On Behalf of | Jul 22, 2014 | Failure To Diagnose

A recent study indicated that more than one-fourth of diagnostic mistakes in New Mexico and across the nation either carried the potential to result in a permanent disability or to be deadly. One estimate places the number of incorrect diagnoses at 12 million in this country. The failure to diagnose several illnesses by medical professionals could mean serious consequences for the victims.

Infections were one of the top conditions that were commonly misdiagnosed, in part because there are millions of cases each year. Sadly, the results can be deadly. A blood clot in the lungs, or pulmonary emboli, sometimes has no symptoms but is another serious condition that claims the lives of many victims each year. Cardiovascular disease, and more commonly heart attacks, also might present without chest pain or other symptoms and can easily be mistaken for other common diseases. The Centers for Disease Control and Prevention reported that heart disease claims the lives of 600,000 people annually.

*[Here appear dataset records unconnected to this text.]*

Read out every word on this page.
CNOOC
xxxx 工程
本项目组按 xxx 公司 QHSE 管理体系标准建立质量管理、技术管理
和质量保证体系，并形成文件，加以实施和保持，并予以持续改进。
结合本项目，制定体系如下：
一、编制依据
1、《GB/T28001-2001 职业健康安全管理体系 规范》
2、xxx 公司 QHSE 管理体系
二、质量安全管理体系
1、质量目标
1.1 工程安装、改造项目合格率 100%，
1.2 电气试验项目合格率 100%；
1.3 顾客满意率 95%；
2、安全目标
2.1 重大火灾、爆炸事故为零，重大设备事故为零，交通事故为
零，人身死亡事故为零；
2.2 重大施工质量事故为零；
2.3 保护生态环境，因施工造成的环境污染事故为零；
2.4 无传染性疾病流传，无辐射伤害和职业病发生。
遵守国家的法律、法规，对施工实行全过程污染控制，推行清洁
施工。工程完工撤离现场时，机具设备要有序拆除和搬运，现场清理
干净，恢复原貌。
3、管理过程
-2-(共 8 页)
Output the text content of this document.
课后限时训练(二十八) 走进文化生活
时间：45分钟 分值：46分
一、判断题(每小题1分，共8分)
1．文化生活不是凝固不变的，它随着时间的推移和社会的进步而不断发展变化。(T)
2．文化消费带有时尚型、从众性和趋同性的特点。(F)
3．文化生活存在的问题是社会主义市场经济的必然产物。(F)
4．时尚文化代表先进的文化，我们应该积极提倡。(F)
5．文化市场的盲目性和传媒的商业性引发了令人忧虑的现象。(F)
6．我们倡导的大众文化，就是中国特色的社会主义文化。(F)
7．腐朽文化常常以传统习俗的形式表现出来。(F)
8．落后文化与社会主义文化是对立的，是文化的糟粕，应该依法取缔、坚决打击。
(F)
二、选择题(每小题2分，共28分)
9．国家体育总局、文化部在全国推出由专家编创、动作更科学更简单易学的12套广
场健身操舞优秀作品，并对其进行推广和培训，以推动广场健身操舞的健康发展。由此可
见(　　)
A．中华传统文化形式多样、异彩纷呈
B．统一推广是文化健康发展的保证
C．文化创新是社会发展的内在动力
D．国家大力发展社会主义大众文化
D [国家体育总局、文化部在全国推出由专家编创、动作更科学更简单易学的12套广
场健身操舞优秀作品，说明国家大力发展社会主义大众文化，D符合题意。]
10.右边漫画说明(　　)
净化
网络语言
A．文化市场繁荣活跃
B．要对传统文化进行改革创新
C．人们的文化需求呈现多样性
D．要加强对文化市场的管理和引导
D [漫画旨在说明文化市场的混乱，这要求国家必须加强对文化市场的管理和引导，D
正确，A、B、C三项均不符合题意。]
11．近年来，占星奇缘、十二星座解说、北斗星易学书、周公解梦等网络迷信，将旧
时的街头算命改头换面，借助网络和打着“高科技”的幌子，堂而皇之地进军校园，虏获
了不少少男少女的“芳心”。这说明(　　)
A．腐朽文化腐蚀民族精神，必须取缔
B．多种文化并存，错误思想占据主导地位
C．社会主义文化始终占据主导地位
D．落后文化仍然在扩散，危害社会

Cancer is also commonly misdiagnosed or even completely missed. The symptoms for a stroke seem obvious, but even an emergency room doctor might not catch a stroke. Almost 13 percent of stroke patients had been in an emergency room within the 30 days prior to a stroke with complaints of symptoms. They were diagnosed with low-risk conditions or may have received no diagnosis. Wheat allergies, or celiac disease, can sometimes take 10 years or more to diagnosis. Other commonly misdiagnosed illnesses include lupus, chronic lower back pain, Parkinson’s disease, Lyme disease and depression.

The negligence of a doctor in diagnosing a serious condition could lead to permanent injuries or death. A personal injury lawyer might file a lawsuit when medical professionals do not properly perform their jobs.